Ne plus pouvoir serrer les dents…

Quand durant toute sa jeunesse, les autres n’ont eu de cesse de railler sa maladive timidité. L’adolescent a serré les dents. Puis il a pardonné…

Quand à la veille de se marier, son épousée l’a fait veiller, en proie aux doutes « et si, et si… c’était mieux avant ! ». Le fiancé a serré les dents. Puis il a pardonné…

Quand quelques 2 ans plus tard, le jeune couple a plongé dans le noir, perdant leur premier enfant dans un accident domestique, lui il a cherché consolation dans le mystique. Il a trouvé la religion. Le jeune père déchu a serré les dents… Puis il a pardonné…

A la naissance de son second enfant. Dans les yeux de sa fille, il a de nouveau vu la lumière, pour un temps. Le jeune papa a desserré les dents légèrement. Puis il a pardonné…

Quand son troisième enfant est né, il était content tout en renonçant pour de bon à l’idée d’avoir un garçon. Le père triplement a desserré les dents encore d’un cran. Puis il a pardonné…

A 30 ans, il respirait presque maintenant…

Quand sa femme à force de mots tus, de silences assassins, dans la dépression a sombré, la valse à 2 temps a commencé : maison / HP – HP / maison. Le mari dévoué a serré les dents. Puis il a pardonné…

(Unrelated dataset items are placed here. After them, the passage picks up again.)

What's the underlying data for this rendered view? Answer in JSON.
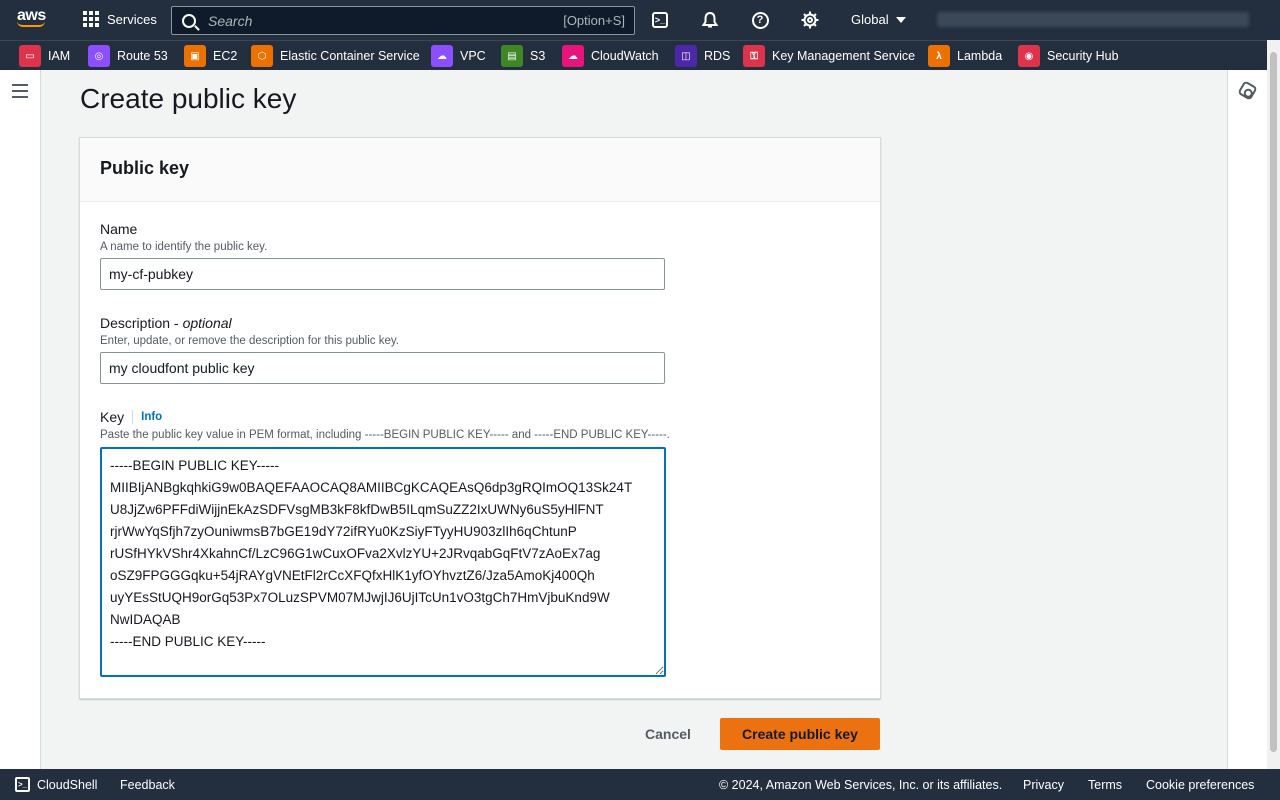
{
  "topnav": {
    "logo_text": "aws",
    "services_label": "Services",
    "search_placeholder": "Search",
    "search_shortcut": "[Option+S]",
    "region_label": "Global"
  },
  "favorites": [
    {
      "label": "IAM",
      "icon": "iam-icon",
      "color": "#dd344c"
    },
    {
      "label": "Route 53",
      "icon": "route53-icon",
      "color": "#8c4fff"
    },
    {
      "label": "EC2",
      "icon": "ec2-icon",
      "color": "#ed7100"
    },
    {
      "label": "Elastic Container Service",
      "icon": "ecs-icon",
      "color": "#ed7100"
    },
    {
      "label": "VPC",
      "icon": "vpc-icon",
      "color": "#8c4fff"
    },
    {
      "label": "S3",
      "icon": "s3-icon",
      "color": "#3f8624"
    },
    {
      "label": "CloudWatch",
      "icon": "cloudwatch-icon",
      "color": "#e7157b"
    },
    {
      "label": "RDS",
      "icon": "rds-icon",
      "color": "#4d27aa"
    },
    {
      "label": "Key Management Service",
      "icon": "kms-icon",
      "color": "#dd344c"
    },
    {
      "label": "Lambda",
      "icon": "lambda-icon",
      "color": "#ed7100"
    },
    {
      "label": "Security Hub",
      "icon": "security-hub-icon",
      "color": "#dd344c"
    }
  ],
  "page": {
    "title": "Create public key",
    "panel_title": "Public key"
  },
  "form": {
    "name": {
      "label": "Name",
      "description": "A name to identify the public key.",
      "value": "my-cf-pubkey"
    },
    "description": {
      "label": "Description -",
      "optional": "optional",
      "description": "Enter, update, or remove the description for this public key.",
      "value": "my cloudfont public key"
    },
    "key": {
      "label": "Key",
      "info": "Info",
      "description": "Paste the public key value in PEM format, including -----BEGIN PUBLIC KEY----- and -----END PUBLIC KEY-----.",
      "value": "-----BEGIN PUBLIC KEY-----\nMIIBIjANBgkqhkiG9w0BAQEFAAOCAQ8AMIIBCgKCAQEAsQ6dp3gRQImOQ13Sk24T\nU8JjZw6PFFdiWijjnEkAzSDFVsgMB3kF8kfDwB5ILqmSuZZ2IxUWNy6uS5yHlFNT\nrjrWwYqSfjh7zyOuniwmsB7bGE19dY72ifRYu0KzSiyFTyyHU903zlIh6qChtunP\nrUSfHYkVShr4XkahnCf/LzC96G1wCuxOFva2XvlzYU+2JRvqabGqFtV7zAoEx7ag\noSZ9FPGGGqku+54jRAYgVNEtFl2rCcXFQfxHlK1yfOYhvztZ6/Jza5AmoKj400Qh\nuyYEsStUQH9orGq53Px7OLuzSPVM07MJwjIJ6UjITcUn1vO3tgCh7HmVjbuKnd9W\nNwIDAQAB\n-----END PUBLIC KEY-----"
    }
  },
  "actions": {
    "cancel": "Cancel",
    "create": "Create public key"
  },
  "footer": {
    "cloudshell": "CloudShell",
    "feedback": "Feedback",
    "copyright": "© 2024, Amazon Web Services, Inc. or its affiliates.",
    "privacy": "Privacy",
    "terms": "Terms",
    "cookie": "Cookie preferences"
  },
  "colors": {
    "nav_bg": "#232f3e",
    "primary_button": "#ec7211",
    "link": "#0073bb"
  }
}
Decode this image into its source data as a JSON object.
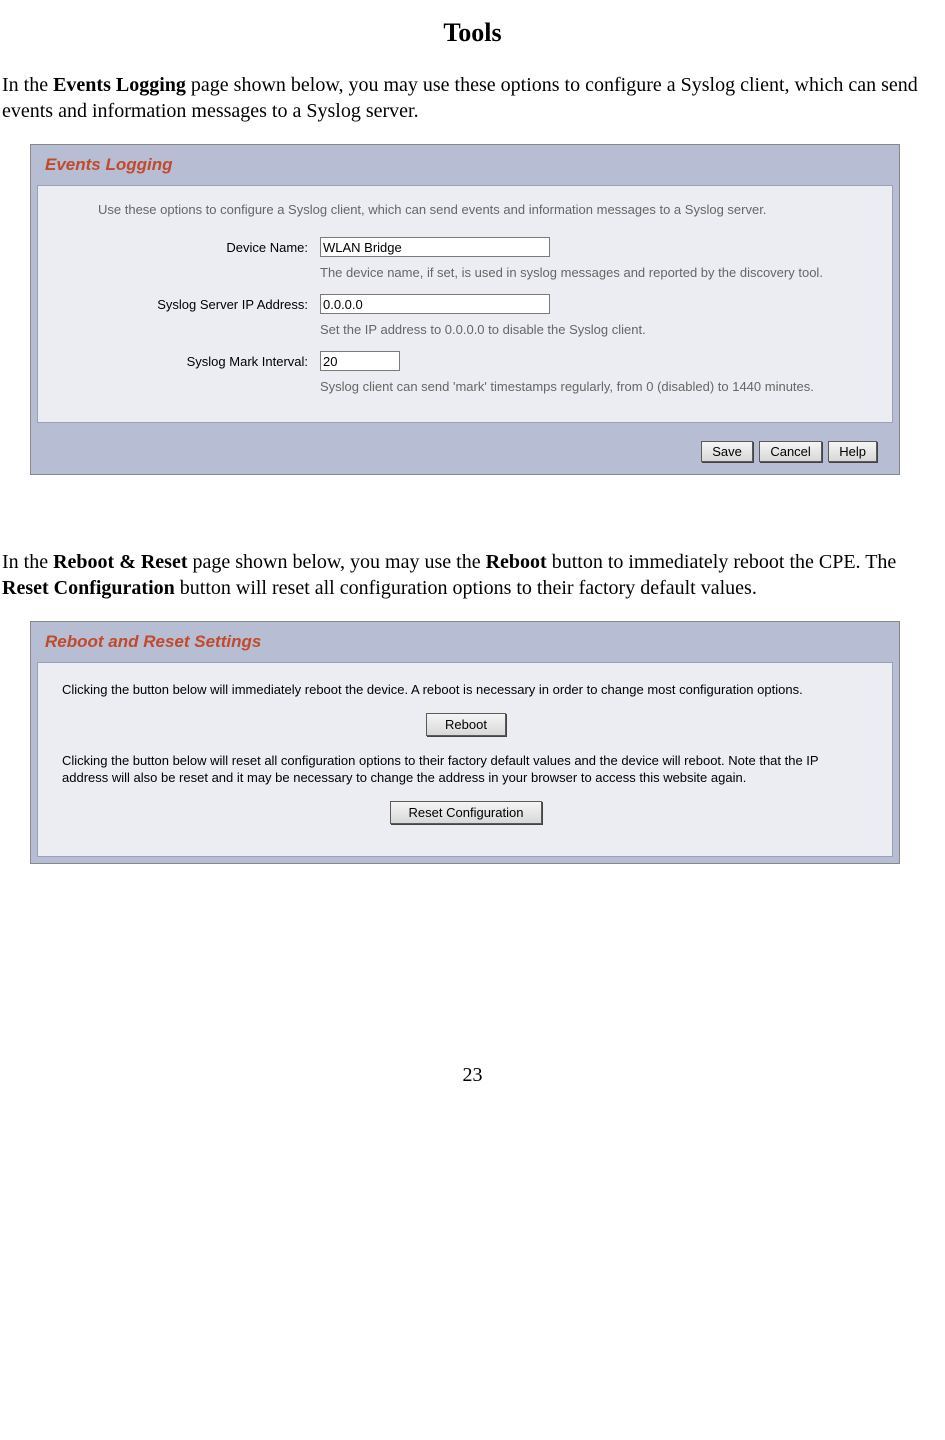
{
  "page": {
    "title": "Tools",
    "number": "23"
  },
  "intro1": {
    "pre": "In the ",
    "bold1": "Events Logging",
    "post": " page shown below, you may use these options to configure a Syslog client, which can send events and information messages to a Syslog server."
  },
  "panel1": {
    "title": "Events Logging",
    "intro": "Use these options to configure a Syslog client, which can send events and information messages to a Syslog server.",
    "device_name_label": "Device Name:",
    "device_name_value": "WLAN Bridge",
    "device_name_help": "The device name, if set, is used in syslog messages and reported by the discovery tool.",
    "syslog_ip_label": "Syslog Server IP Address:",
    "syslog_ip_value": "0.0.0.0",
    "syslog_ip_help": "Set the IP address to 0.0.0.0 to disable the Syslog client.",
    "mark_interval_label": "Syslog Mark Interval:",
    "mark_interval_value": "20",
    "mark_interval_help": "Syslog client can send 'mark' timestamps regularly, from 0 (disabled) to 1440 minutes.",
    "buttons": {
      "save": "Save",
      "cancel": "Cancel",
      "help": "Help"
    }
  },
  "intro2": {
    "pre": "In the ",
    "bold1": "Reboot & Reset",
    "mid1": " page shown below, you may use the ",
    "bold2": "Reboot",
    "mid2": " button to immediately reboot the CPE.  The ",
    "bold3": "Reset Configuration",
    "post": " button will reset all configuration options to their factory default values."
  },
  "panel2": {
    "title": "Reboot and Reset Settings",
    "text1": "Clicking the button below will immediately reboot the device. A reboot is necessary in order to change most configuration options.",
    "reboot_btn": "Reboot",
    "text2": "Clicking the button below will reset all configuration options to their factory default values and the device will reboot. Note that the IP address will also be reset and it may be necessary to change the address in your browser to access this website again.",
    "reset_btn": "Reset Configuration"
  }
}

Quand son beau-fils, qu’il adorait, est devenu laid et s’est fait la malle sans se retourner sur sa benjamine, sa p’tiote, son éternelle gamine. Le beau-père a serré les dents. Puis il a pardonné…

Quand sa femme après une opération est partie rejoindre le petit. L’époux a serré les dents. Puis il a pardonné…

Quand le lendemain de ses 70 ans, le diagnostic est tombé « c’est un cancer ! ». L’homme mature a serré les dents. Puis il a pardonné…

Quand sa compagne opportune après 15 ans de vie commune l’a laissé tomber pour un moins âgé à la famille moins compliqué. Le grand-père par mésalliance a serré les dents. Puis il a pardonné…

Quand une dame de 70 ans, vieille n’est pas gentille, lui a tourné autour, puis la tête et qu’au bout de 10 jours l’a jeté ‘pas encore prête à s’engager’. L’homme mûr a serré les dents. Puis il a pardonné…

Quand durant le confinement, il a passé 2 mois seul dans sa désormais grande maison, au milieu des souvenirs et à distance de ses filles. L’homme solitaire a serré les dents. Puis il a pardonné…

Quand au jour 1 du dé-confinement, le 11 mai 2020, à l’issue de la coloscopie, les mots ont été à nouveau dit « c’est un cancer ». Le père âgé, assis sur le fauteuil passager, sa benjamine à côté, a serré les dents. Et si le temps lui est donné, il va pardonner, je le sais…

Quand pendant plus de 2 mois après le diagnostic posé, ils l’ont abandonné, sans lui expliquer la suite du protocole. Qu’il avait beau appeler et rappeler encore, les docteurs, les professeurs à la colle et que d’aucun n’a daigné répondre à ses 2 questions « allez-vous me soigner ? Et quand ? ». Le vieil homme fatigué a serré les dents…Il leur pardonnerait…Mon père il est comme çà.

Quand dans la nuit du 24 au 25 juillet, ils ont volé sa remorque et qu’au petit matin, Papi l’a cherchée en vain. L’homme usé jusqu’à la corde a desserré les dents. Il a crié, un cri de fauve blessé, il a résonné loin dans le village. Des décennies de compromis avec la vie se muaient en un cri. Pardonner il ne le pouvait plus…

Il a fait crisser les pneus de sa Nissan Note, sur les graviers.

Sur les pages jaunes des faits divers devant le troquet du village, est inscrit en gros titre ” à l’entrée de l’été, un homme de 75 ans s’est tué en se jetant dans le canal, une pancarte autour de son cou disait : “je ne vous pardonnerai jamais d’avoir volé ma remorque ! ” “

One thought on “Ne plus pouvoir serrer les dents…

  1. J’ai dévoré les mots et laissé échapper les sanglots. Puis dans la foulée est arrivé le temps de la réflexion, de la méditation et enfin celui de la libération…grâce à toi je suis soulagée, apaisée: ce salaud de voleur de remorque ne l’emportera pas au paradis, je le sais maintenant! Justice sera faite! Cette vérité me met en paix. Je t’aime ma douce.